The results of last week’s G20 summit have been summarized, discussed, and analyzed at length across a variety of mediums over the past few days. It’s worth taking a look at how the strategies of the rhetoric used at the summit effected change within it.
One of the biggest changes resulted from President Barack Obama’s urge for the Group of 20 leading world economies to work on international cooperation. The G20 leaders agreed to shift power in the International Monetary Fund so that developing countries will have more of a voice. Their decision to increase the voting power of developing countries might have been a way for the IMF to have more legitimacy and be more effective in international affairs, but this could also have been a rhetorical strategy to hide the real intention of increasing developing countries’ voting power: with their increased power, these countries will also be taking on more responsibility. With the economic crisis still affecting many in the industrialized world, passing off a substantial amount of the responsibility onto developing countries is a way for industrialized countries to get away with not dealing with some of the issues that they themselves have created in the first place.

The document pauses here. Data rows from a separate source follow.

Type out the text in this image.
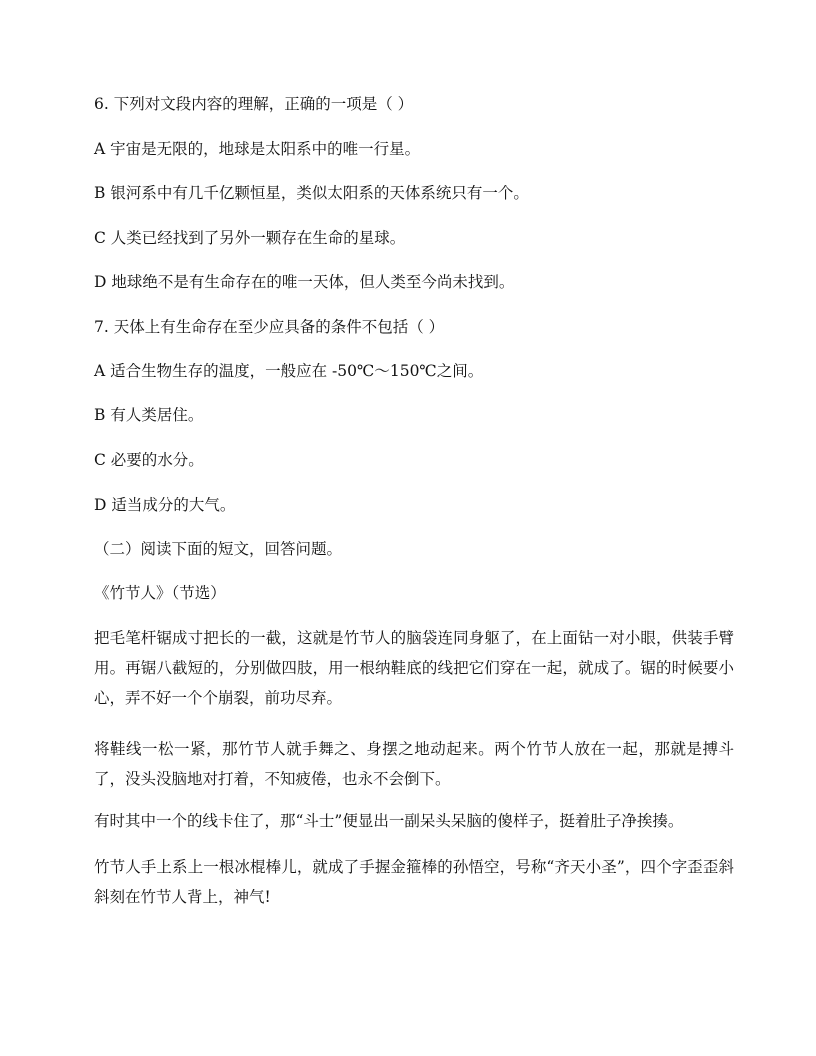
6. 下列对文段内容的理解，正确的一项是（ ）
A 宇宙是无限的，地球是太阳系中的唯一行星。
B 银河系中有几千亿颗恒星，类似太阳系的天体系统只有一个。
C 人类已经找到了另外一颗存在生命的星球。
D 地球绝不是有生命存在的唯一天体，但人类至今尚未找到。
7. 天体上有生命存在至少应具备的条件不包括（ ）
A 适合生物生存的温度，一般应在 -50℃～150℃之间。
B 有人类居住。
C 必要的水分。
D 适当成分的大气。
（二）阅读下面的短文，回答问题。
《竹节人》（节选）
把毛笔杆锯成寸把长的一截，这就是竹节人的脑袋连同身躯了，在上面钻一对小眼，供装手臂用。再锯八截短的，分别做四肢，用一根纳鞋底的线把它们穿在一起，就成了。锯的时候要小心，弄不好一个个崩裂，前功尽弃。
将鞋线一松一紧，那竹节人就手舞之、身摆之地动起来。两个竹节人放在一起，那就是搏斗了，没头没脑地对打着，不知疲倦，也永不会倒下。
有时其中一个的线卡住了，那“斗士”便显出一副呆头呆脑的傻样子，挺着肚子净挨揍。
竹节人手上系上一根冰棍棒儿，就成了手握金箍棒的孙悟空，号称“齐天小圣”，四个字歪歪斜斜刻在竹节人背上，神气!
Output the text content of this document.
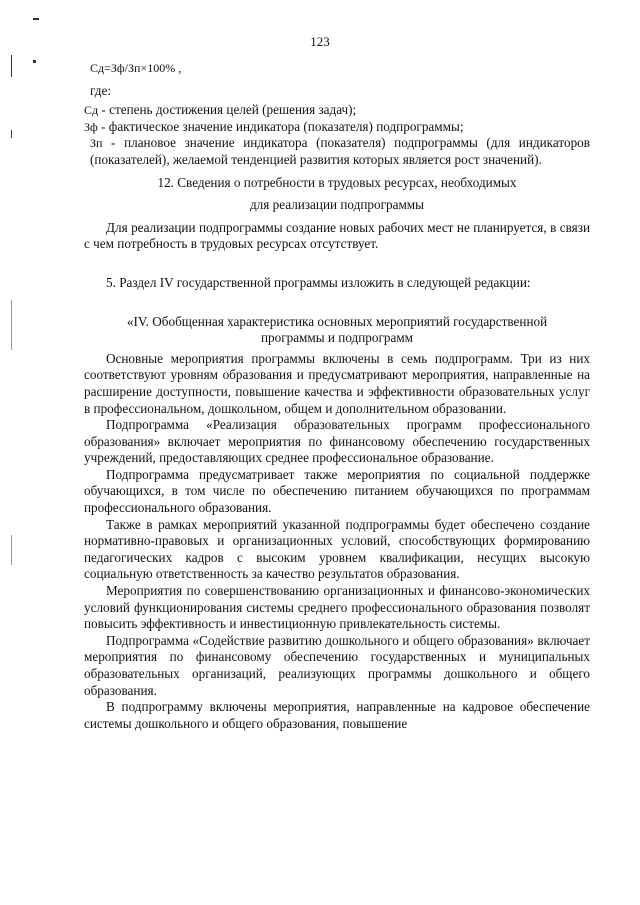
123
Сд=Зф/Зп×100% ,
где:

Сд - степень достижения целей (решения задач);

Зф - фактическое значение индикатора (показателя) подпрограммы;

Зп - плановое значение индикатора (показателя) подпрограммы (для индикаторов (показателей), желаемой тенденцией развития которых является рост значений).

12. Сведения о потребности в трудовых ресурсах, необходимых

для реализации подпрограммы

Для реализации подпрограммы создание новых рабочих мест не планируется, в связи с чем потребность в трудовых ресурсах отсутствует.

5. Раздел IV государственной программы изложить в следующей редакции:

«IV. Обобщенная характеристика основных мероприятий государственной

программы и подпрограмм

Основные мероприятия программы включены в семь подпрограмм. Три из них соответствуют уровням образования и предусматривают мероприятия, направленные на расширение доступности, повышение качества и эффективности образовательных услуг в профессиональном, дошкольном, общем и дополнительном образовании.

Подпрограмма «Реализация образовательных программ профессионального образования» включает мероприятия по финансовому обеспечению государственных учреждений, предоставляющих среднее профессиональное образование.

Подпрограмма предусматривает также мероприятия по социальной поддержке обучающихся, в том числе по обеспечению питанием обучающихся по программам профессионального образования.

Также в рамках мероприятий указанной подпрограммы будет обеспечено создание нормативно-правовых и организационных условий, способствующих формированию педагогических кадров с высоким уровнем квалификации, несущих высокую социальную ответственность за качество результатов образования.

Мероприятия по совершенствованию организационных и финансово-экономических условий функционирования системы среднего профессионального образования позволят повысить эффективность и инвестиционную привлекательность системы.

Подпрограмма «Содействие развитию дошкольного и общего образования» включает мероприятия по финансовому обеспечению государственных и муниципальных образовательных организаций, реализующих программы дошкольного и общего образования.

В подпрограмму включены мероприятия, направленные на кадровое обеспечение системы дошкольного и общего образования, повышение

On a similar level, Barack Obama also called out Iran for the country’s covert operations of a small-scale uranium-enriching plant. It is interesting that the US is taking issue with the development of Iran’s clandestine site, even though the US has been aware of the site for years. Why are they now objecting to it, when they had the power to object to it years earlier? So far, this question has not been taken up by mainstream media. I think that it’s a legitimate query and one which we should be asking. If a country as powerful as the US is aware of the construction of a nuclear power plant but does not do anything about it until the plant becomes a threat, what does that say about us as a global society? It seems to be a fair representation of our usual habit of letting problems grow bigger and bigger, ignoring them until they start to directly affect us.
After all, that’s what has happened with climate change. It is not until now, when we realize that we today are being affected negatively by climate change and global warming, that organizations and leaders are getting together to talk about making changes. Talking about it, mind you. Yes, there is some action taking place, but for the most part it remains all talk and very little action.
Analyzing the rhetoric involved in conferences such as the G20 summit allows us to think about how we act and respond to global issues. Too much short-term thinking, and too much attention being paid to issues that only affect us directly rather than the world and people as a whole, is one of the fundamental roots of serious worldwide problems. By changing our rhetoric, we can effect change for the better in our actions on both a domestic and a global level.